From the January 2001 Idaho Observer:


First we have the British and Australian examples of gun confiscation: Incidence of armed and violent crimes have increased dramatically and cases of unarmed innocent people being injured or killed are continuing to rise. Closer to home, we will soon have the Canadian example of gun confiscation. Fortunately the Canadian example may more closely represent what will happen in the U.S. as Canadian gun owners are not giving up their guns as easily as the Brits and the Aussies.

Half of guns unregistered as of Jan. 1 deadline

Millions of Canadian gun owners refuse to acknowledge new law

by Jill Mahoney

EDMONTON, Alberta, Canada -- As many as half of Canada's gun owners could be in violation of federal law on Jan. 1, the deadline for obtaining firearms licenses.
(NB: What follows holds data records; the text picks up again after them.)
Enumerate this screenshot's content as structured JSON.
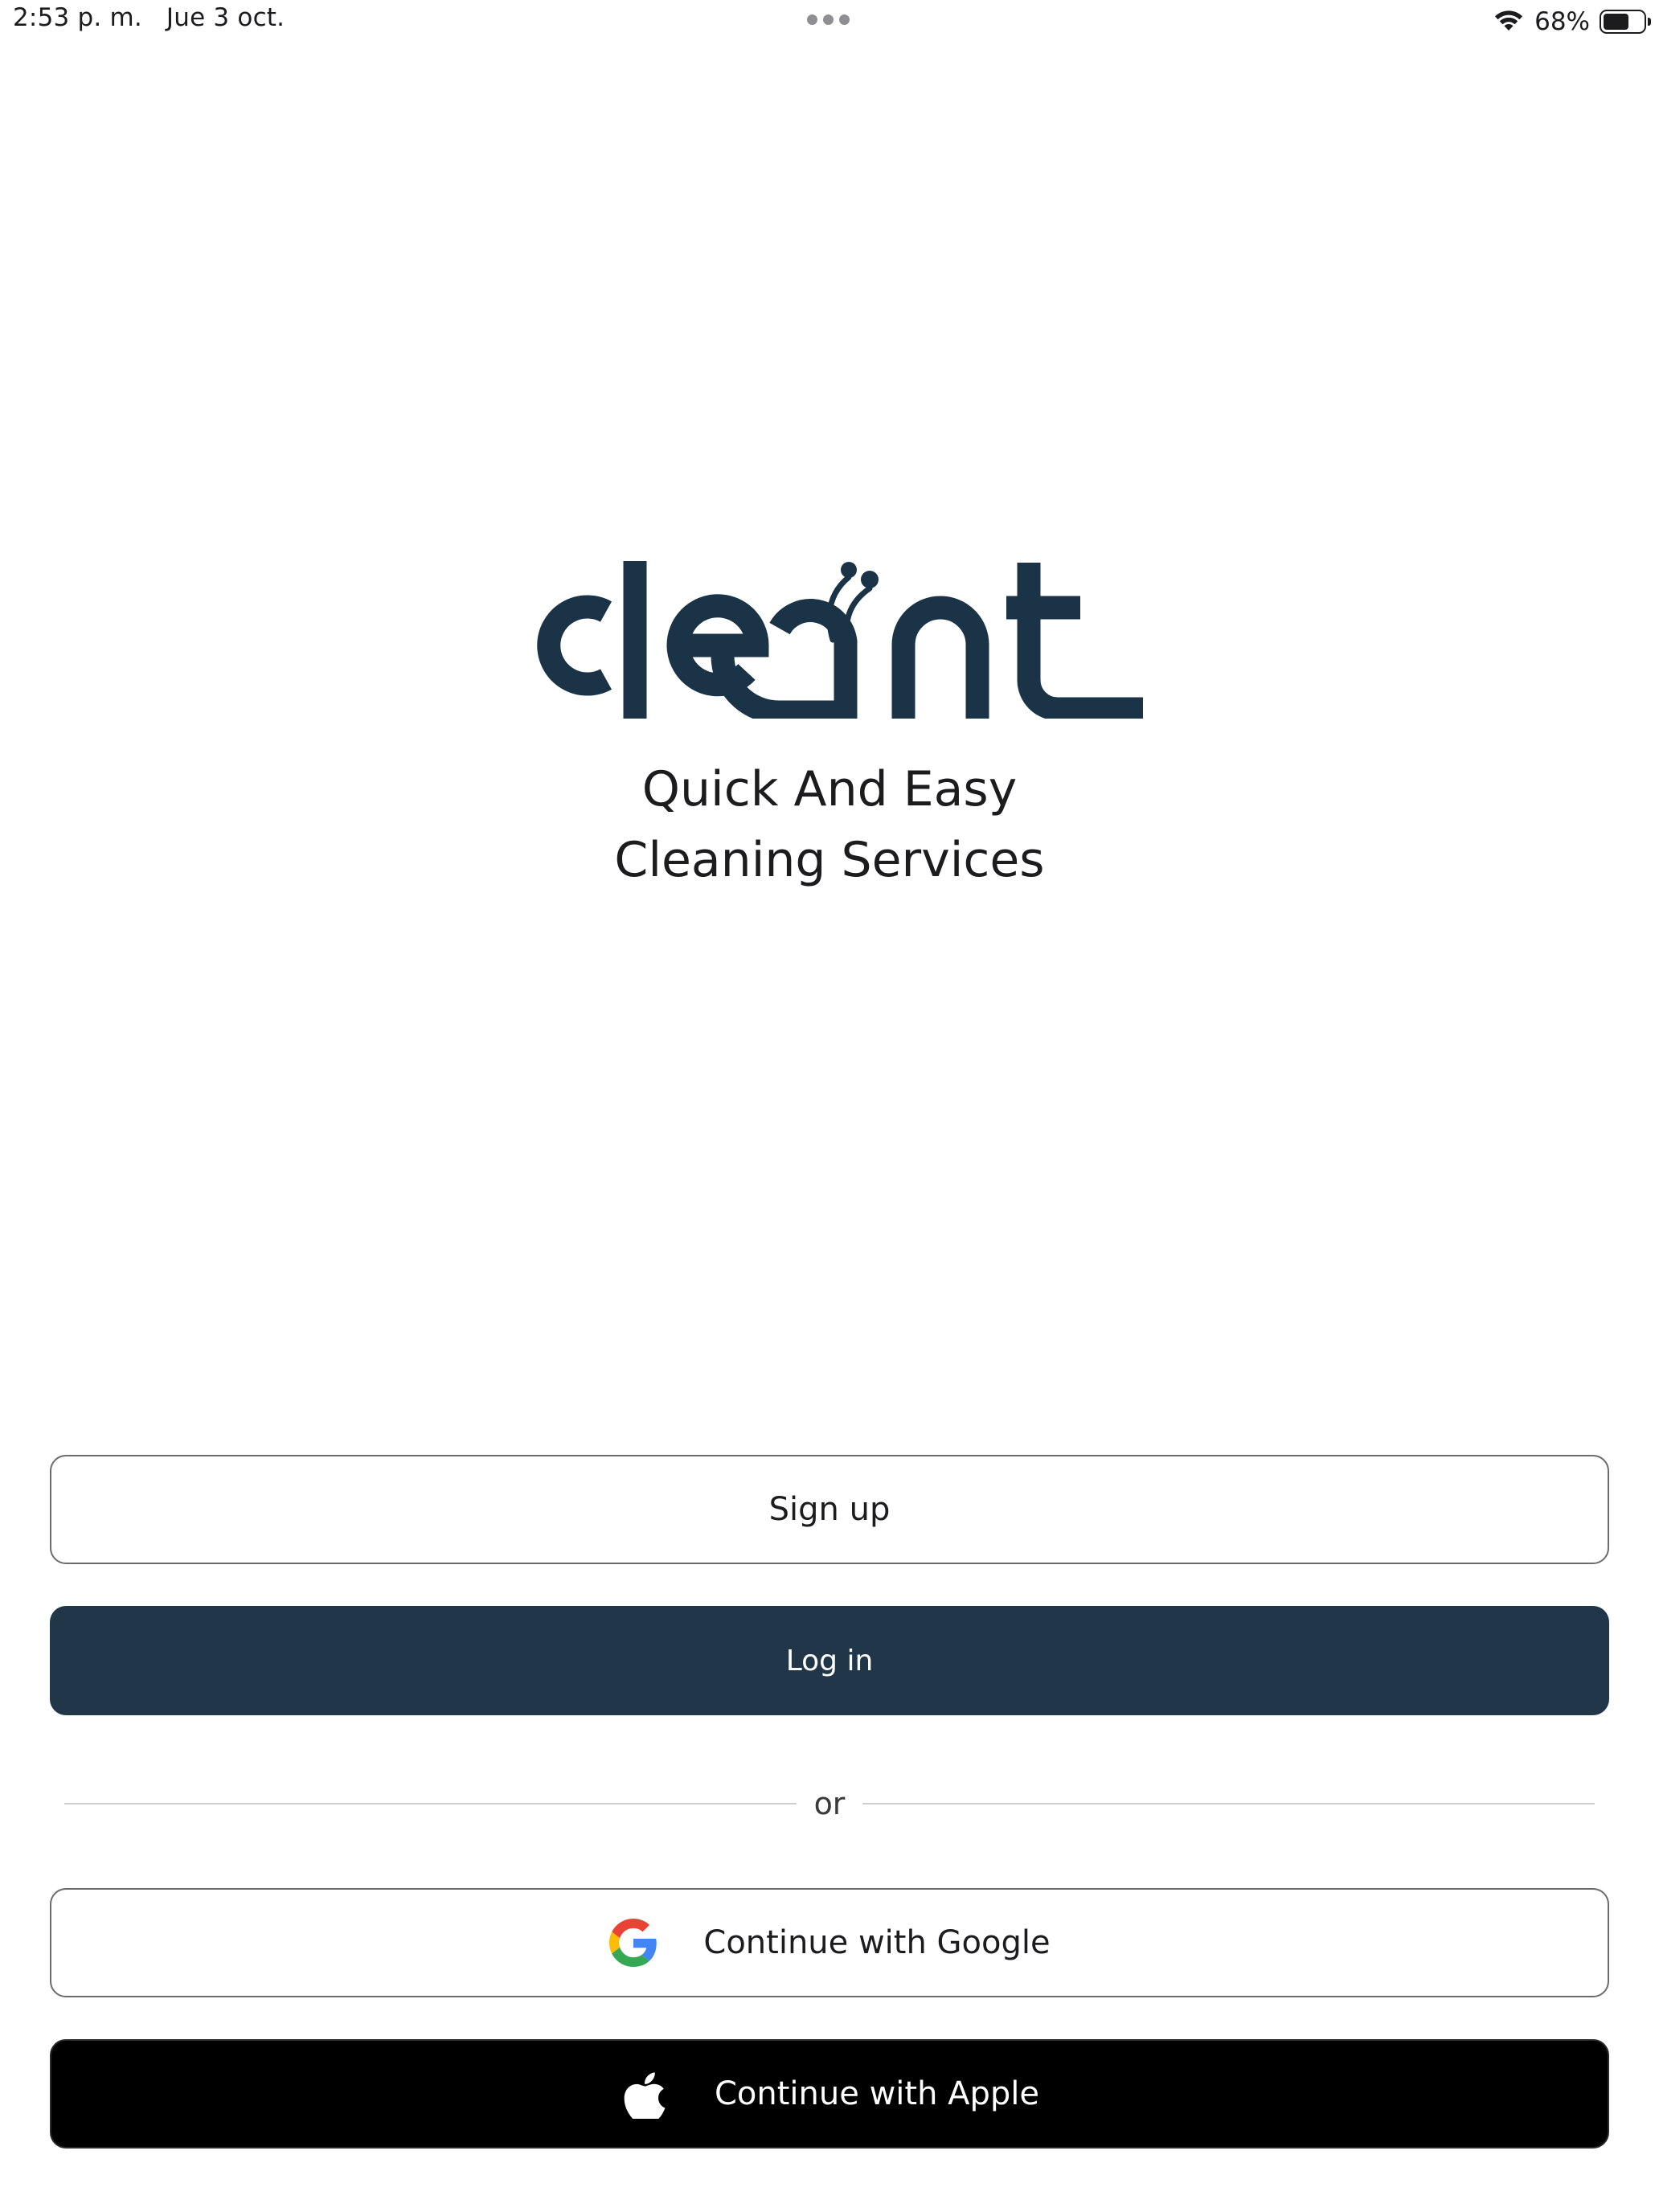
{
  "status_bar": {
    "time": "2:53 p. m.",
    "date": "Jue 3 oct.",
    "battery_percent": "68%",
    "battery_level": 0.68,
    "icons": [
      "wifi-icon",
      "battery-icon",
      "multitasking-dots-icon"
    ]
  },
  "brand": {
    "logo_text": "cleant",
    "logo_color": "#1B3347",
    "tagline_line1": "Quick And Easy",
    "tagline_line2": "Cleaning Services"
  },
  "actions": {
    "signup_label": "Sign up",
    "login_label": "Log in",
    "divider_text": "or",
    "google_label": "Continue with Google",
    "apple_label": "Continue with Apple"
  },
  "colors": {
    "login_bg": "#213749",
    "apple_bg": "#000000",
    "outline_border": "#6B6B6B",
    "google_blue": "#4285F4",
    "google_red": "#EA4335",
    "google_yellow": "#FBBC05",
    "google_green": "#34A853"
  }
}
So far, 1.7 million people have enrolled with the federal government's gun registry. The exact number of Canadians possessing firearms is unknown but estimates range from fewer than 3.3 million to as many as nine million.

In any case, it appears that far more people own guns than are participating in the registry under the controversial legislation, still often referred to by its legislative name, Bill C-68.

“They've got a heck of a mess on their hands,” Jim Hinter, president of the National Firearms Association, said. “I think it proves that there's literally millions of Canadians who are just refusing to participate in what they see as a bogus law.”

As of Jan. 1, gun owners without licenses cannot buy ammunition. Penalties for someone found possessing a firearm without the proper paperwork range from temporary seizure of the weapon to five years in prison.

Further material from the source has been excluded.